Helpful Highlighting

I have been thinking about what I want my first day of classes to look like (I can’t believe it is less than a month away!) and I found a card sort online that I have modified into a worksheet. I already have other activities planned as well for the first day of Algebra II (School Fever!) but then I am going to have students work in partners on some graphs. I am going to have them highlight what they think is the correct graph in the situation and I am not really going to be helpful. I want them working together, figuring out how to work with a partner, and take chances. I want every student to have a highlighter so when if they mess up, they CANNOT erase! I think it is important on the first day of school to let them know that making mistakes is okay and I expect them. I want to focus on praising them for their thinking. I also like that I can have students start using the model types we talk about on day one and get used to using math vocabulary.

You may have seen this somewhere else as a card sort (honestly can’t remember where I got this from so I can’t give credit) but here is my version that I am going to use on my first day with my Algebra II students:

Homework Helper

As I am slowly starting to look through files from last year, I found this worksheet a colleague made that I thought was really great.
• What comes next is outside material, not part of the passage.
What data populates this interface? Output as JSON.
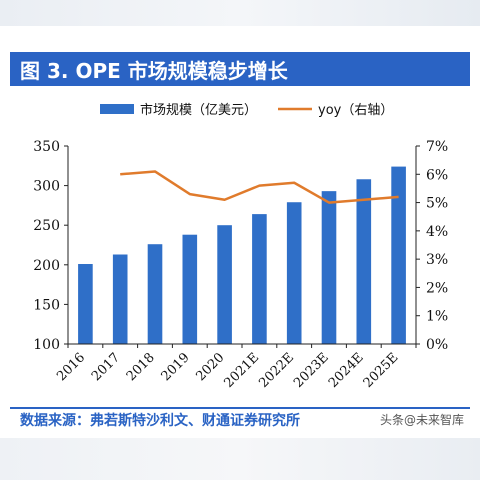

Students had to check their homework answers by matching them up with the corresponding problem number. This happened to be on properties of exponents but I am sure you could use this for many other assignments. When students did not find a match, it opened up an opportunity for discussion and working with each other ensued. It is getting me to think about how I need to vary checking in the homework every day and do a better job at that this year instead of my standard walk around the room and look at it approach. I actually like my standard approach but I wonder what I miss out on learning from my students if I were to mix it up and try collecting a problem or two every once and awhile, give a homework quiz, etc.

Here is the document so you can see what I am talking about. Do you have a different way to assess homework? I would love to hear it.

Super Survey

At the end of the school year, I always give my students a survey to hear their thoughts about what they liked about our class and what the disliked. I tell them to be honest (they don’t even have to put their name on it) and I always get some really useful feedback.

I was reading some of their thoughts and I was really amazed that I stuck with doing an opener almost every day when the students walked in for some consistency and many of them said that it really helped! A few said that we should break away from that once in a while (even though I know I did but maybe not apparent enough or needs to happen more often).

I have put the survey I used this year below. I would be curious to know if anyone else uses something like this or maybe has better questions I should be asking? I kind of like that is open-ended for them. I am thinking of trying maybe some smaller ones at the end of the quarter to maybe get some more feedback and try to make some changes during the school year too.

Eggcelent Engagement

In order to force myself to blog once a week, I may just pick random things to blog about and I have decided that this is okay since it is my blog and I can do whatever I want right?

One of my favorite units is Probability. I like that it appears really easy and then can crush your soul as you try to figure them out…okay I don’t actually like that part but I do love playing games to figure things out! One activity that we did in class, that turned out to be a huge success, was to watch a Jimmy Fallon video. We watched this one where he plays egg roulette with Bradley Cooper: Jimmy Fallon Egg Roulette

Before I had covered the words and/or I had them watch parts of this and I kept pausing the video asking them what questions they had and then also had them answer questions I had. These include but not limited to:

  • How many eggs are there right now?
  • What is the probability of success (we defined success to be not getting yolk in your face)
  • What is the probability of failure (great way to introduce these terms to because it made sense to the students which one was which and they came up with it on their own!)
  • What is the probability Jimmy smashes an egg on his head? Does it matter what previously happened?

It was interesting that some of my students still struggled initially with the fact that the probability of success changed throughout and didn’t stay constant. Answers like karma or he is on a lucky streak popped up and we talked about the validity of those types of things. All of this even spring-boarded us into the concept of replacement vs. non-replacement with things like a bag of marbles and the probability of drawing one. Students for the next week kept saying things like “This is just like the Jimmy Fallon video so we subtract one each time.”

It was great that one video got them so engaged, interested in the subject, cleared up some misconceptions, and helped motivate some of our other topics. I swear it felt like it took half the class period to watch this video with my stopping to ask questions and facilitate discussion but I know it was totally worth it! I knew watching Jimmy Fallon was going to be good for something! Thanks Jimmy…you rock!